The Tigers’ games against Kansas between 2007 and 2009 averaged more than 76,500 fans, and the 2008 Big 12 Championship Game loss to Oklahoma drew 71,004.
Missouri’s last two games at Arrowhead against Kansas in 2010 (55,788) and 2011 (47,059) drew significantly smaller crowds.
Pinkel took part in an at-times awkward interview Tuesday afternoon with WHB (810 AM) afternoon host Kevin Kietzman and canceled all other radio interviews that day, but he seemed composed Wednesday during a 10-minute teleconference.
He said Missouri discussed ways to show solidarity with the student protests that didn’t jeopardize playing BYU, including having the team walk through campus in unity or wearing a helmet sticker in support.
“It was not going to be,” Pinkel said. “These guys were really emotional, and they were scared. It was significant. The only way you can understand is if you were there and you felt it. … We tried to find a couple alternatives. They were very emotional, the players that were with (Butler), and really felt a sense of urgency.”
Pinkel said he spoke with five committed players in the Tigers’ 2016 recruiting class Tuesday night and received a favorable response for his handling of the situation.

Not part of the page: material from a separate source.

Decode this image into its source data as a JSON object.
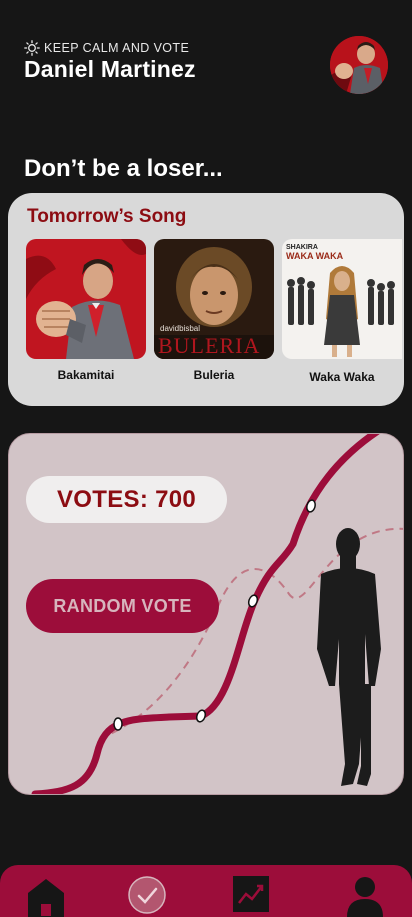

“They were fired up. They were excited,” Pinkel said. “The thing I’m getting from them is that, ‘You care about your players. That’s what you told us, this is a family atmosphere and it’s obviously that you do that.’ ”
He added that some committed players said their parents “were very proud of Mizzou for doing the right thing for the kids,” Pinkel said.
Some of Pinkel’s staff heard from parents of current players, too.
“Our trainer got a note from Russell Hansbrough’s mother, and she said that she’s so proud that Russell’s there and that you take care of my son,” Pinkel said. “I think there’s been some others certainly with some other coaches.”
At least one player in the 2016 class, Hinds (Miss.) Community College safety Greg Taylor has indicated he’s sticking with his commitment.
Pinkel said he wasn’t sure how the team will respond to a tumultuous week, but he’s focused now on getting his players prepared to try to snap a four-game losing skid.
“I really trust the leadership for our team,” Pinkel said. “Obviously, as coaches, we’ve got to do a great job. … With all the distractions that are going on, those are the things that I’m more concerned about. We’ll practice well, but can we lock in and focus so we can play our best.”
Other SEC coaches who asked about Missouri’s situation professed unfamiliarity with any details, but several coaches — Vanderbilt’s Derek Mason, Alabama’s Nick Saban and Arkansas’ Bret Bielema — proclaimed admiration and respect for Pinkel.
“Just watching it from afar, I’m really respectful of how that situation was handled by him and his program,” Mason said.